Banana Physics

Yesterday I presented a talk at ICT Conference for Schools, in Southampton. We're (hopefully) going to be presenting something similar in Boston this summer. I thought it would be good to just summarise it here, and post the code examples I showed.

Banana Physics starts with the Banana Piano - the classic Makey Makey project... or should I say the ONLY Makey Makey project. Despite their claim its an "invention kit" which can "make anything", their idea of "anything" is rather limited to being a keyboard made out of fruit! More or less any fruit you'd like!

In addition to being limited, we don't actually learn anything from the piano project. It's fun (for a few minutes), but what are we trying to teach? That Banana's are fun? The best thing we might learn is that Banana's conduct electricity... 

Except they basically don't. To understand we need to investigate RESISTANCE. If we use a pico board, instead or a makey makey we can actually do science!

This is the circuit that the pico board (and pretty much everything else) uses to attach your banana to the computer. R1=10K, and the banana replaces R2. With a bit of good old school Ohm's law, we can write an equation to calculate R. It turns out the Banana's have a resistance of around 40K-50K ohms. Not good conductors at all.

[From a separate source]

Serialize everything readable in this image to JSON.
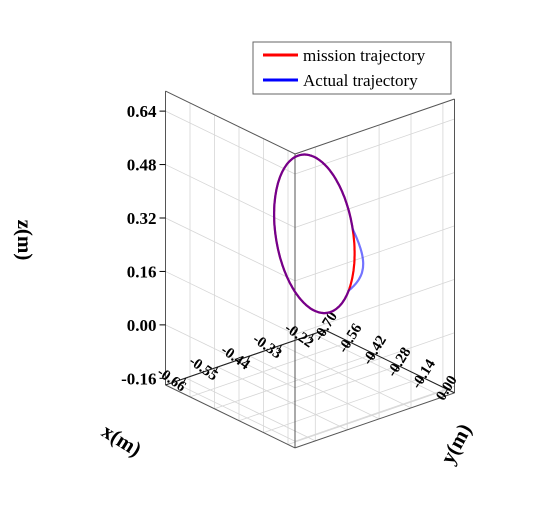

The next step is to drop a thermistor in place of R2. With a bit more complex maths, we can turn that resistance into a pretty accurate temperature (or up to 4 different temperatures on the different channels). It's pretty easy to log that data over time. On the one hand Picoboards aren't cheap (about £30 in the UK), that's really nothing compared what you'd pay for a 4 channel data logger, or even a good multimeter.

We then switch out the thermistor for a light dependant resistor. We could track light levels, but we can also use it to detect an object moving in front of the sensor. We set up two about 70cm apart, and time a beanbag to fall from the top one to the bottom one. Applying kinetic equations we know starting speed (0m/s), distance (0.7m), and we measure time. Which allows us to calculate acceleration - gravity.

Alternatively we can use the Lego Wedo... Two distance sensors make a great speed trap, so we can measure the speed of an object. If we drop the beanbag 70cm, and measure its final speed, kinetic equations will give us gravity again. In the talk I just did a very casual demo, and dropped it from a very rough distance, and it came up with a value of 8.5m/s/s. Pretty good.

The final demo was using the wedo tilt to measure the period of a pendulum. Again putting together  a bit of maths/physics, and coding I got a value of 10.5 this time. Again, this is pretty good for a guy standing in a room with a laptop and a few bits of Lego.

Here's the code I used for the demos. Check out the "Science" tag on my blog posts, to get more detail on these projects (perhaps built with different hardware), and ideas for other code based science.

The point of the talk was (in addition to promoting Sniff!), to show how using coding and making you can make high school science really fun. If coding is writing, then the whole point of learning to code is to unlock new ways of expressing and exploring. If coding just lives in the ICT class then its a total waste of time. If it lets you explore and understand the universe better, then that's pretty amazing.